Mr Waley Cohen said: “We have dedicated ourselves to conservation, operating a high level of stewardship to bring more wildlife to the countryside.”
In 2012 Mr Allan scooped the prestigious title Countryside Farmer of the Year at the Farmers Weekly awards for his work transforming the Upton Estate.
A key part of his work was to create ‘scallops’ – patches of bare soil bordering woodland that have been cleared to provide a habitat for butterflies, moths and bees.
Now the time has come to spread the message through the medium of Birds and Bees to gardeners and home owners.
Mr Waley Cohen, 36, the fourth generation of his family to farm at the Upton Estate, said: “The idea is to put what we have done here into people’s gardens, which will in turn help the farm continue to look after wildlife.”
Mr Waley Cohen is determined to present an alternative to fertilisers and other chemicals such as pesticides.
And he believes the tide may be changing.
“There are good intentions from Government to encourage farmers to look after wildlife but there has to be a solid, practical reason for doing it. We are creating a coherent loop from farm to garden.”

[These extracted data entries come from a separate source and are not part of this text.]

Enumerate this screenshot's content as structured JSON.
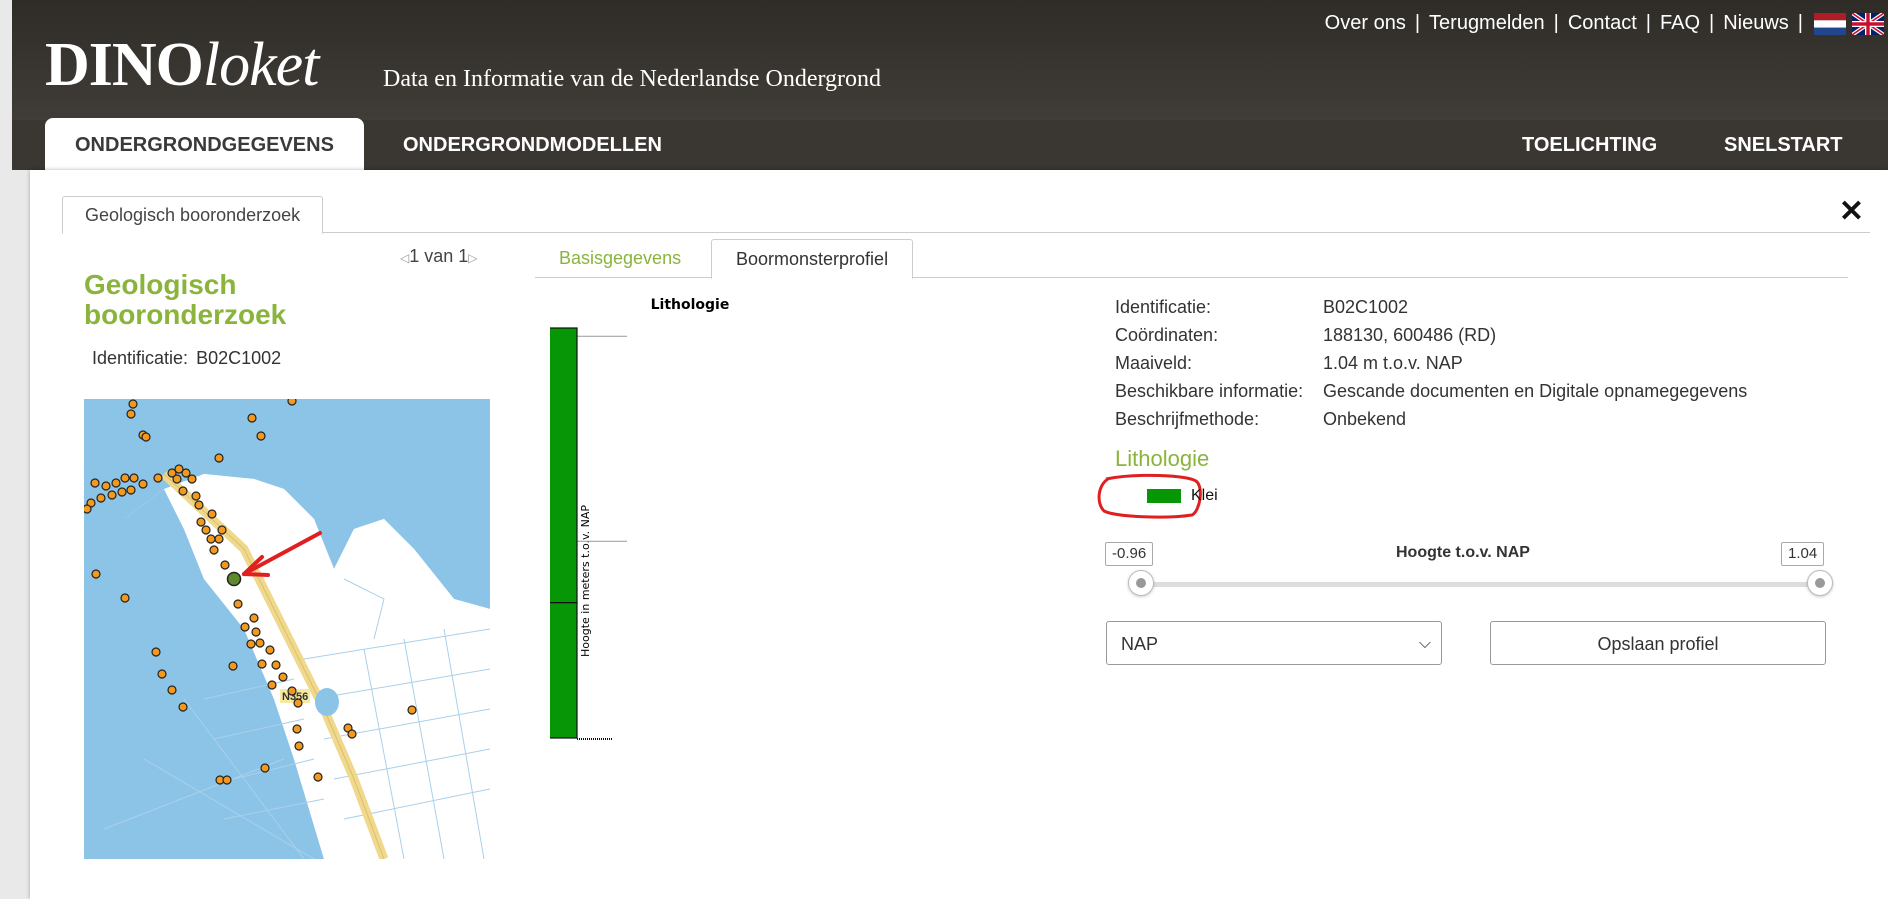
{
  "header": {
    "logo_bold": "DINO",
    "logo_italic": "loket",
    "tagline": "Data en Informatie van de Nederlandse Ondergrond",
    "links": [
      "Over ons",
      "Terugmelden",
      "Contact",
      "FAQ",
      "Nieuws"
    ],
    "language_flags": [
      "dutch-flag-icon",
      "uk-flag-icon"
    ]
  },
  "nav": {
    "tabs": [
      "ONDERGRONDGEGEVENS",
      "ONDERGRONDMODELLEN"
    ],
    "right_tabs": [
      "TOELICHTING",
      "SNELSTART"
    ],
    "active_tab": "ONDERGRONDGEGEVENS"
  },
  "panel": {
    "tab_label": "Geologisch booronderzoek",
    "close_icon": "close-icon",
    "pager": "1 van 1",
    "title": "Geologisch booronderzoek",
    "id_label": "Identificatie:",
    "id_value": "B02C1002"
  },
  "subtabs": {
    "basis": "Basisgegevens",
    "profiel": "Boormonsterprofiel",
    "active": "Boormonsterprofiel"
  },
  "chart_data": {
    "type": "bar",
    "title": "Lithologie",
    "ylabel": "Hoogte in meters t.o.v. NAP",
    "y_ticks": [
      1,
      0
    ],
    "ylim": [
      -0.96,
      1.04
    ],
    "segments": [
      {
        "name": "Klei",
        "top": 1.04,
        "bottom": -0.3,
        "color": "#069606"
      },
      {
        "name": "Klei",
        "top": -0.3,
        "bottom": -0.96,
        "color": "#069606"
      }
    ]
  },
  "info": {
    "rows": [
      {
        "label": "Identificatie:",
        "value": "B02C1002"
      },
      {
        "label": "Coördinaten:",
        "value": "188130, 600486 (RD)"
      },
      {
        "label": "Maaiveld:",
        "value": "1.04 m t.o.v. NAP"
      },
      {
        "label": "Beschikbare informatie:",
        "value": "Gescande documenten en Digitale opnamegegevens"
      },
      {
        "label": "Beschrijfmethode:",
        "value": "Onbekend"
      }
    ],
    "litho_heading": "Lithologie",
    "legend": [
      {
        "label": "Klei",
        "color": "#069606"
      }
    ]
  },
  "slider": {
    "label": "Hoogte t.o.v. NAP",
    "min_value": "-0.96",
    "max_value": "1.04"
  },
  "controls": {
    "reference_select": "NAP",
    "save_button": "Opslaan profiel"
  },
  "map": {
    "road_label": "N356"
  },
  "colors": {
    "accent_green": "#8ab43c",
    "clay_green": "#069606",
    "header_dark": "#3a3733"
  }
}
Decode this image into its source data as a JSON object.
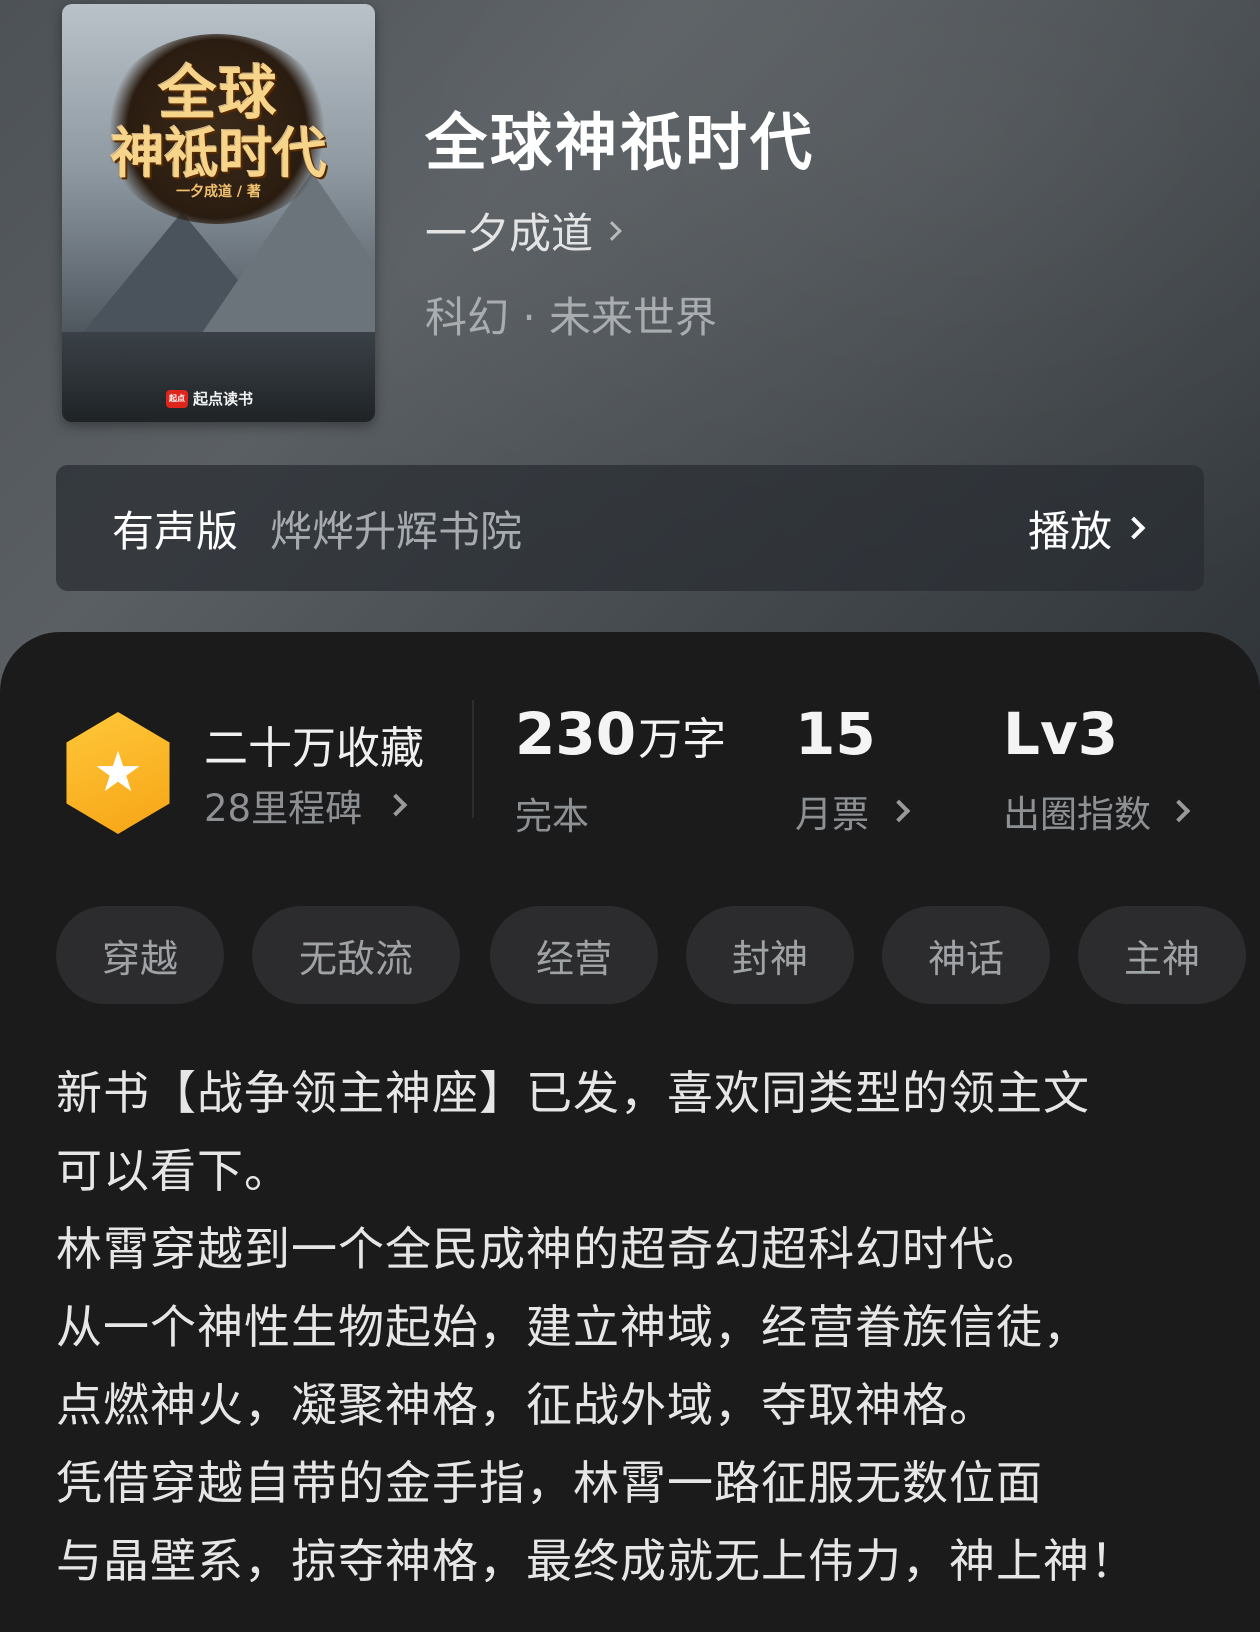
{
  "book": {
    "cover": {
      "title_line1": "全球",
      "title_line2": "神祗时代",
      "byline": "一夕成道 / 著",
      "publisher": "起点读书",
      "publisher_logo": "起点"
    },
    "title": "全球神祇时代",
    "author": "一夕成道",
    "genre": "科幻 · 未来世界"
  },
  "audio": {
    "label": "有声版",
    "narrator": "烨烨升辉书院",
    "play_label": "播放"
  },
  "stats": {
    "favorites": "二十万收藏",
    "milestones": "28里程碑",
    "words_number": "230",
    "words_unit": "万字",
    "status": "完本",
    "monthly_votes": "15",
    "monthly_votes_label": "月票",
    "level": "Lv3",
    "level_label": "出圈指数",
    "badge_color": "#F8B21F"
  },
  "tags": [
    "穿越",
    "无敌流",
    "经营",
    "封神",
    "神话",
    "主神"
  ],
  "description": [
    "新书【战争领主神座】已发，喜欢同类型的领主文",
    "可以看下。",
    "林霄穿越到一个全民成神的超奇幻超科幻时代。",
    "从一个神性生物起始，建立神域，经营眷族信徒，",
    "点燃神火，凝聚神格，征战外域，夺取神格。",
    "凭借穿越自带的金手指，林霄一路征服无数位面",
    "与晶壁系，掠夺神格，最终成就无上伟力，神上神！"
  ]
}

Mr Waley Cohen is so confident his new enterprise is a sound investment that he has invested £1m in launching it.
Some of the money has gone on hiring an agency that has produced bag designs that are “full of life and fun.”
Based only on the Internet, Birds and Bees seems to have immediate appeal.
“In the first three months we have had about 3,000 customers,” said Mr Waley Cohen.
The medium-term aim is to broaden the network of farms being used and encourage them to use more land in an ecologically friendly fashion.